Cap. 178
Pela manhã, Aurora mantinha a mesma rotina ao se sentar em frente à penteadeira — mas não para se arrumar. Ela tinha um novo passatempo.
Era uma caixa de música velha, que ela havia pegado escondida no quarto infantil onde estavam guardados antigos documentos do filho falecido de Andrews. Era uma caixa antiga, mas ainda imponente em sua simplicidade. Tinha acabamento em madeira escura e, dentro dela, um pequeno bailarino rodopiava ao som de uma melodia suave. Aurora sempre ouvia com o coração apertado.
A música a envolveu. Uma nostalgia amarga subia pelo peito, enquanto memórias de uma vida que parecia tão distante surgiam em sua mente.
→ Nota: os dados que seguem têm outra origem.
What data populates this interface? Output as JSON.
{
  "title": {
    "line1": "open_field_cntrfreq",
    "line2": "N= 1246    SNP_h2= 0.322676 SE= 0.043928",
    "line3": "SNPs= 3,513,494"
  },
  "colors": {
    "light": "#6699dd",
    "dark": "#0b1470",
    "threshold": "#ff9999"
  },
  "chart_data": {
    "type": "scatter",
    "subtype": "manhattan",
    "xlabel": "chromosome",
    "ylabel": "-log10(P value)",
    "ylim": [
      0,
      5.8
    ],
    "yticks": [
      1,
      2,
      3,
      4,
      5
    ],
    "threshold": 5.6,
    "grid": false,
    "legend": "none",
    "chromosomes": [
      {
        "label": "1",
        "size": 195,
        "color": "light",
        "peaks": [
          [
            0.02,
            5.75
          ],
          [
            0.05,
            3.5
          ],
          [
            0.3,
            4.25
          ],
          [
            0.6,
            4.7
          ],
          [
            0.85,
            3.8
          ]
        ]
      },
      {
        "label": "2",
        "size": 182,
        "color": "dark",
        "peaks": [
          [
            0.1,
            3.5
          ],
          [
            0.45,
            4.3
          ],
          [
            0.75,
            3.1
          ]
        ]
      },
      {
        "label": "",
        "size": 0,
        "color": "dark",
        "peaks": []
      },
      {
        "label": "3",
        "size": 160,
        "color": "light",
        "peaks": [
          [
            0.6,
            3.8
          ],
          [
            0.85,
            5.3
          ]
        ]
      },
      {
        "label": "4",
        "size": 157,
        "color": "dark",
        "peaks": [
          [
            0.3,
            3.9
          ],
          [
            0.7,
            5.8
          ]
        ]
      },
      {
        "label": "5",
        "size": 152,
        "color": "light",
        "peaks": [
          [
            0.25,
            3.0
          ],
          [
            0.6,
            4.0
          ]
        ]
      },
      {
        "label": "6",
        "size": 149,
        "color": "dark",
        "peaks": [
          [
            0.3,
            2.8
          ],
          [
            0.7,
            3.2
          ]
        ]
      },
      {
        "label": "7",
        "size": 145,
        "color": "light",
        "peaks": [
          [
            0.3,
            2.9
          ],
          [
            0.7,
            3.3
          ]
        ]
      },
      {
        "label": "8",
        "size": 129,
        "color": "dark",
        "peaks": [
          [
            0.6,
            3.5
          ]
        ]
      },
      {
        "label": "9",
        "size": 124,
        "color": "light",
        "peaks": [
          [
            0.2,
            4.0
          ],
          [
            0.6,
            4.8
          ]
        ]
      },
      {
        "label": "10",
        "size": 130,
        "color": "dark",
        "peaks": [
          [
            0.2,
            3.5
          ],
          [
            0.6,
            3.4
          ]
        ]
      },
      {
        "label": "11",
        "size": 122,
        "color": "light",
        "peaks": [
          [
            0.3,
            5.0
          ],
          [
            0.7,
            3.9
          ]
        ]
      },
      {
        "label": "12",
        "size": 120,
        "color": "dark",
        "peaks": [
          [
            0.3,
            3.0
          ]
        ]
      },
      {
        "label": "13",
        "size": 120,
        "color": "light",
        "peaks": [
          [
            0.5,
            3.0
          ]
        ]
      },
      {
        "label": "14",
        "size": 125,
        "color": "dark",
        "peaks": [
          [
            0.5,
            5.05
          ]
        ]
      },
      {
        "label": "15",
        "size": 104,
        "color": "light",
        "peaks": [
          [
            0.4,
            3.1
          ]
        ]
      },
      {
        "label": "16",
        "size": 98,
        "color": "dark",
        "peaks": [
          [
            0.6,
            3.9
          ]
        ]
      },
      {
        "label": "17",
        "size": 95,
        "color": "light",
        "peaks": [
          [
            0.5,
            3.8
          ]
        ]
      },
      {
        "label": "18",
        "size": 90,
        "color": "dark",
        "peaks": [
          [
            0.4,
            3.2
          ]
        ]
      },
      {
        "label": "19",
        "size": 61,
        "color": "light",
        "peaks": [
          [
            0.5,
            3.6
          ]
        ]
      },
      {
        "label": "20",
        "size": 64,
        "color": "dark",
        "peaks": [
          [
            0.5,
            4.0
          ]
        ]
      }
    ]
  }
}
Foi então que seus olhos caíram sobre um pequeno par de sapatinhos de bebê, escondidos nas profundezas da caixa. Estavam ali como um segredo guardado, acompanhados por alguns pequenos papéis com registros especiais.
Aurora tirou os sapatinhos de dentro da caixa e os segurou contra o peito, fechando os olhos com força. Uma lágrima escorreu por seu rosto, e ela sussurrou, com a voz trêmula:
— Que bom... que você ainda está aqui... comigo.
A música se arrastou, lenta, e quando terminou, o silêncio que ficou foi ensurdecedor.
Ela guardou os sapatinhos na caixa novamente, fechando-a com cuidado. A música cessou, mas a determinação ficou. Aquela era a única coisa de criança que restara naquela mansão após o surto de Andrews. Ele havia tirado tudo — todos os objetos e roupas novas que tinham sido compradas — e jogado fora. Tudo para que Aurora não se lembrasse da criança perdida. E proibiu que qualquer coisa do tipo voltasse a entrar ali.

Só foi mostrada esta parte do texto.